Adrenomedullin (ADM) is a vasodilator that causes natriuresis and diuresis. However, the direct effect of ADM on osmotic water permeability in the rat inner medullary collecting duct (IMCD) has not been tested. We investigated whether ADM and its ADM receptor components (CRLR, RAMP2, and 3) are expressed in rat inner medulla (IM) and whether ADM regulates osmotic water permeability in isolated perfused rat IMCDs. The mRNAs of ADM, CRLR, and RAMP2 and 3 were detected in rat IM. Abundant protein of CRLR and RAMP3 were also seen but RAMP2 protein level was extremely low. Adding ADM (100 nM) to the bath significantly decreased osmotic water permeability. ADM significantly decreased aquaporin-2 (AQP2) phosphorylation at Serine 256 (pS256) and increased it at Serine 261 (pS261). ADM significantly increased cAMP levels in IM. However, inhibition of cAMP by SQ22536 further decreased ADM-attenuated osmotic water permeability. Stimulation of cAMP by roflumilast increased ADM-attenuated osmotic water permeability.
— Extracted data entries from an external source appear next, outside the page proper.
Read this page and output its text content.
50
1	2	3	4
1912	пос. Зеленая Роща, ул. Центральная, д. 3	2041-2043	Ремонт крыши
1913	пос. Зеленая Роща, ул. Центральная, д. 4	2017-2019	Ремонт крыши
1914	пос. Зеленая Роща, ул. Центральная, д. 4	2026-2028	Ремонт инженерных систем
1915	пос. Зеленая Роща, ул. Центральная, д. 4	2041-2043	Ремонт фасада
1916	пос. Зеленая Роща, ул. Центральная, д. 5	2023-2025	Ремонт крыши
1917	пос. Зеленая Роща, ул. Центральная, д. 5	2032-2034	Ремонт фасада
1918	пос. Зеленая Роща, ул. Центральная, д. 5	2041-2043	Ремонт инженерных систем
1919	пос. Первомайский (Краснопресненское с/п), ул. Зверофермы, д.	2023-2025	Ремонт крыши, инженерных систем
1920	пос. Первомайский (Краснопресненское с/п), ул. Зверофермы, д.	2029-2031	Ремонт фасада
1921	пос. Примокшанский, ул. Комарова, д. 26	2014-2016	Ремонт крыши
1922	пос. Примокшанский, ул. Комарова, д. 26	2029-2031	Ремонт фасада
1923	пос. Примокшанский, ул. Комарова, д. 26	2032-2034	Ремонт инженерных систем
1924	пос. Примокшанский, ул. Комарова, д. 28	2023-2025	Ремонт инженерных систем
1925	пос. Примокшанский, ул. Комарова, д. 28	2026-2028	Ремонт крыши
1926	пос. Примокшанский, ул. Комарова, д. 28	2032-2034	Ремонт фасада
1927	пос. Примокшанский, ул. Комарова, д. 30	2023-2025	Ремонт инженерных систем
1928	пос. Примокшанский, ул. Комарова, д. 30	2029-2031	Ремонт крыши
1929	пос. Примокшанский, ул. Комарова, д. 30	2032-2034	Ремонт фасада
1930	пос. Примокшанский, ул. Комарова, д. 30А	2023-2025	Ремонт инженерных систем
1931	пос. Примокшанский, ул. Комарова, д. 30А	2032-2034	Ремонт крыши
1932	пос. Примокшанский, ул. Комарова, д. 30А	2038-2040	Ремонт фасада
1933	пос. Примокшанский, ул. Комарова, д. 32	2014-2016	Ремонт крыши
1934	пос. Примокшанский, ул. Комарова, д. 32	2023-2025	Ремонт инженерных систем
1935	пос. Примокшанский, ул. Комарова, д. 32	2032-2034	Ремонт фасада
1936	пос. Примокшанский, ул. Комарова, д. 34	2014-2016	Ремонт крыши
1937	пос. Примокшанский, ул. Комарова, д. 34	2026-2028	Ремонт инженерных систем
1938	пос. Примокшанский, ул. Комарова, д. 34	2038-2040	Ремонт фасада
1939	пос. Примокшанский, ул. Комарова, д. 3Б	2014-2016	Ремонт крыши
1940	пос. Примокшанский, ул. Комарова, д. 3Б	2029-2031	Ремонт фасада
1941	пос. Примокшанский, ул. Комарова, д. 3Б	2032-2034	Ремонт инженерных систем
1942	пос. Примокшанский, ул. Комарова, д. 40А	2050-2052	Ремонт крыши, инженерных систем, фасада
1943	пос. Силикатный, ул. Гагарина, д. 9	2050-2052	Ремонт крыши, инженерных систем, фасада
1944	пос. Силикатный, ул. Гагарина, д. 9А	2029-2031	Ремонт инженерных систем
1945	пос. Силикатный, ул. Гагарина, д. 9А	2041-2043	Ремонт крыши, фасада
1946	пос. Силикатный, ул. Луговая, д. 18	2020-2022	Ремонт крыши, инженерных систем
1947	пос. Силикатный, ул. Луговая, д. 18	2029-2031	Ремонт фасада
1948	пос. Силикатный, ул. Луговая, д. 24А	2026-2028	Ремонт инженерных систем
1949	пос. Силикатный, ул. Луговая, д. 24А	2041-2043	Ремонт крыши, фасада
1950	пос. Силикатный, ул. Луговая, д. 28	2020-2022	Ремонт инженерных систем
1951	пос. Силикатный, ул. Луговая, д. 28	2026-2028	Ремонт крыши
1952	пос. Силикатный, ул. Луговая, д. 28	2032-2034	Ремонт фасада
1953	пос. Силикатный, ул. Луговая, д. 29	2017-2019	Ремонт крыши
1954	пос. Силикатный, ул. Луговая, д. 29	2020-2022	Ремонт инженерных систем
Previous studies show that ADM also stimulates phospholipase C (PLC) pathways including protein kinase C (PKC) and cGMP. We tested whether PLC pathways regulate ADM-attenuated osmotic water permeability. Blockade of either PLC by U73122 or PKC by rottlerin significantly augmented the ADM-attenuated osmotic water permeability and promoted pS256-AQP2 but did change pS261-AQP2. Inhibition of cGMP by L-NAME did not change AQP2 phosphorylation. In conclusion, ADM primarily binds to the CRLR-RAMP3 receptor to initiate signaling pathways in the IM. ADM reduced water reabsorption through a PLC-pathway involving PKC. ADM-attenuated water reabsorption may be related to decreased trafficking of AQP2 to the plasma membrane. cAMP is not involved in ADM-attenuated osmotic water permeability.